I don’t know how to think about imagination apart from consciousness. What do we mean when we say someone is “imaginative?” My daughter is – she makes things up, she pretends in great detail and creates a world that never actually “happens” in time and space as we know it. That seems to be the realm of what we call “ fiction” writers and it’s a world I can’t imagine for myself. In my daughter’s un-pretend world she delights in wondering how or why and what if — that’s imagination too, of course. And that’s more the kind of imagination that might come into my poems. Consciousness seems to be the word I’d favor — which is made up of so many aspects: memory, desire, stored knowledge, wonderings, image-making — and all the connections that occur in the act of writing. But all of this that we are trying to talk about is fluid, ephemeral — ever passing and changing — clouds crossing an October sky.
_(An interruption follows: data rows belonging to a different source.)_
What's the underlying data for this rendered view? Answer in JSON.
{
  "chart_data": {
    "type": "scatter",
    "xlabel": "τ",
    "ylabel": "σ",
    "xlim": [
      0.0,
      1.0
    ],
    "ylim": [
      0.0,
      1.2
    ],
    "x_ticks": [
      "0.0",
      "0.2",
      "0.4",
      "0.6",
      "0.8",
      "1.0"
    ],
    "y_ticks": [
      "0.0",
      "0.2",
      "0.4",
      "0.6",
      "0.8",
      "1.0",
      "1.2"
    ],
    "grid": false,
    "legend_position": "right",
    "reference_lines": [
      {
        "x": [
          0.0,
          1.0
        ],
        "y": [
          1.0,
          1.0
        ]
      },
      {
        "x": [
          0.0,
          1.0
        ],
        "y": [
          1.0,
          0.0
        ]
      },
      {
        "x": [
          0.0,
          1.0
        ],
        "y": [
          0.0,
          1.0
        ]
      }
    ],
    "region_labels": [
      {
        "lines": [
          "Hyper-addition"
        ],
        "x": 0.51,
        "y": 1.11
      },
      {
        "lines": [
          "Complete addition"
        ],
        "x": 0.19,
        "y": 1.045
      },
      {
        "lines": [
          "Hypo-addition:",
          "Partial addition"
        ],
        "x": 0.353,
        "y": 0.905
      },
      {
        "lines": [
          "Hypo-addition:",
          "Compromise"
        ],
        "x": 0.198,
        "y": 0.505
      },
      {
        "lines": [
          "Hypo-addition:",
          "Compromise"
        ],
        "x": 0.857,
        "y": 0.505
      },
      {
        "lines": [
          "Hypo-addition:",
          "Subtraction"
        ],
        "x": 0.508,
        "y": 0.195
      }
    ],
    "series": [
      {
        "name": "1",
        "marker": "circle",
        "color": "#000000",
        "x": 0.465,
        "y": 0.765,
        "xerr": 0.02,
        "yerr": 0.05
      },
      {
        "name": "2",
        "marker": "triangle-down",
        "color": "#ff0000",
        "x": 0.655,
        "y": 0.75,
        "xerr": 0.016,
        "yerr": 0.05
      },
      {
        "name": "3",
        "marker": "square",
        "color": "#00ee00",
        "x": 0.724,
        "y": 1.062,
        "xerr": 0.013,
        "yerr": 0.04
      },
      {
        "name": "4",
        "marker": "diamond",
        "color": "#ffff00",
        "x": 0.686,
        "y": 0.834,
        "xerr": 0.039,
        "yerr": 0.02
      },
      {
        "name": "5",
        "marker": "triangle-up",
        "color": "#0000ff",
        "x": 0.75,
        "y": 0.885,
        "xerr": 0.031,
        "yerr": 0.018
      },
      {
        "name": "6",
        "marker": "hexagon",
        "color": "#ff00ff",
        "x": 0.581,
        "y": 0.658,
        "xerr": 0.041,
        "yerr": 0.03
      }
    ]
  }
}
The miracle of writing is that in doing it something can occur that hasn’t happened yet. But I don’t know how to talk about what that is in words.

You have said that you are interested in the metaphysical. How do you define the metaphysical?

I am interested in the experienced world — the world of clinking cutlery and the barking dog, and what people say when walking along the sidewalk – the physical world we’d call it but I don’t see that world as separate from the metaphysical.

Metaphysical refers to what might be beyond that which we can discern with our senses.

But even the world beyond isn’t quite right, is it?

What did Blake say? “Man has no Body distinct from his Soul; for that call’d Body is a portion of the Soul discern’d by the five senses, the chief inlet of Soul in this age.” Sometimes it seems that the physical world is — the partial expression — of whatever else that is that we can’t discern. A ruffle, a spine breaking the surface, a wave. Because we have only five senses we can only see some of it — but we are it as well. And so there’s no division.